We are witnessing nothing less than the breakdown of American foreign policy. This week’s extraordinary confusion over even the basic details of the Helsinki summit shows that all too clearly. We may not yet know what exactly Trump agreed to with Putin, or even if they agreed to anything at all; perhaps, it will turn out, Putin and his advisers have sprung another clever disinformation trap on Trump, misleading the world about their private meeting because a novice American President gave them an opening to do so. But, even if we don’t know the full extent of what was said and done behind closed doors in Helsinki, here’s what we already do know as a result of the summit: America’s government is divided from its President on Russia; its process for orderly decision-making, or even basic communication, has disintegrated; and its ability to lead an alliance in Europe whose main mission in recent years has been to counter and contain renewed Russian aggression has been seriously called into question.

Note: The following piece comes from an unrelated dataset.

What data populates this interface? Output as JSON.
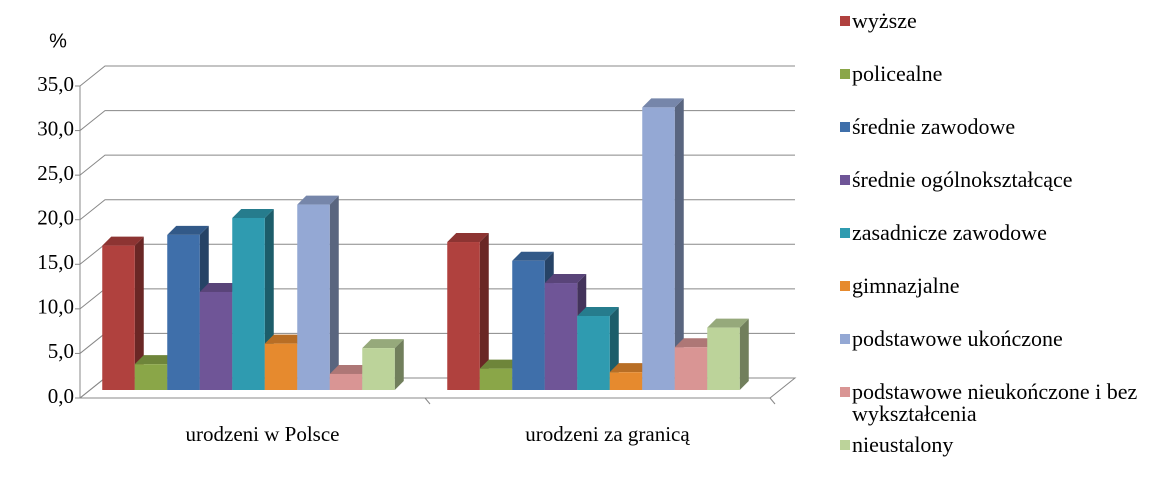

On Thursday, not long after Putin’s remarks, I spoke with a former senior National Security Council official who has remained in close contact with Trump’s Russia advisers. The official described a bleak scene: the utter lack of process; the failure of the U.S. government to clarify what was even discussed, never mind agreed to, at the meeting; the deep concerns of NATO allies who had spent the previous week believing they had secured Trump’s commitment to their shared agenda of pushing back against Russian aggression. It all seemed almost incomprehensible to anyone with the vaguest sense of how the United States has conducted its foreign policy for generations. “This is no way to run a superpower,” he told me. It’s hard to imagine anyone, Republican or Democrat, who could seriously disagree.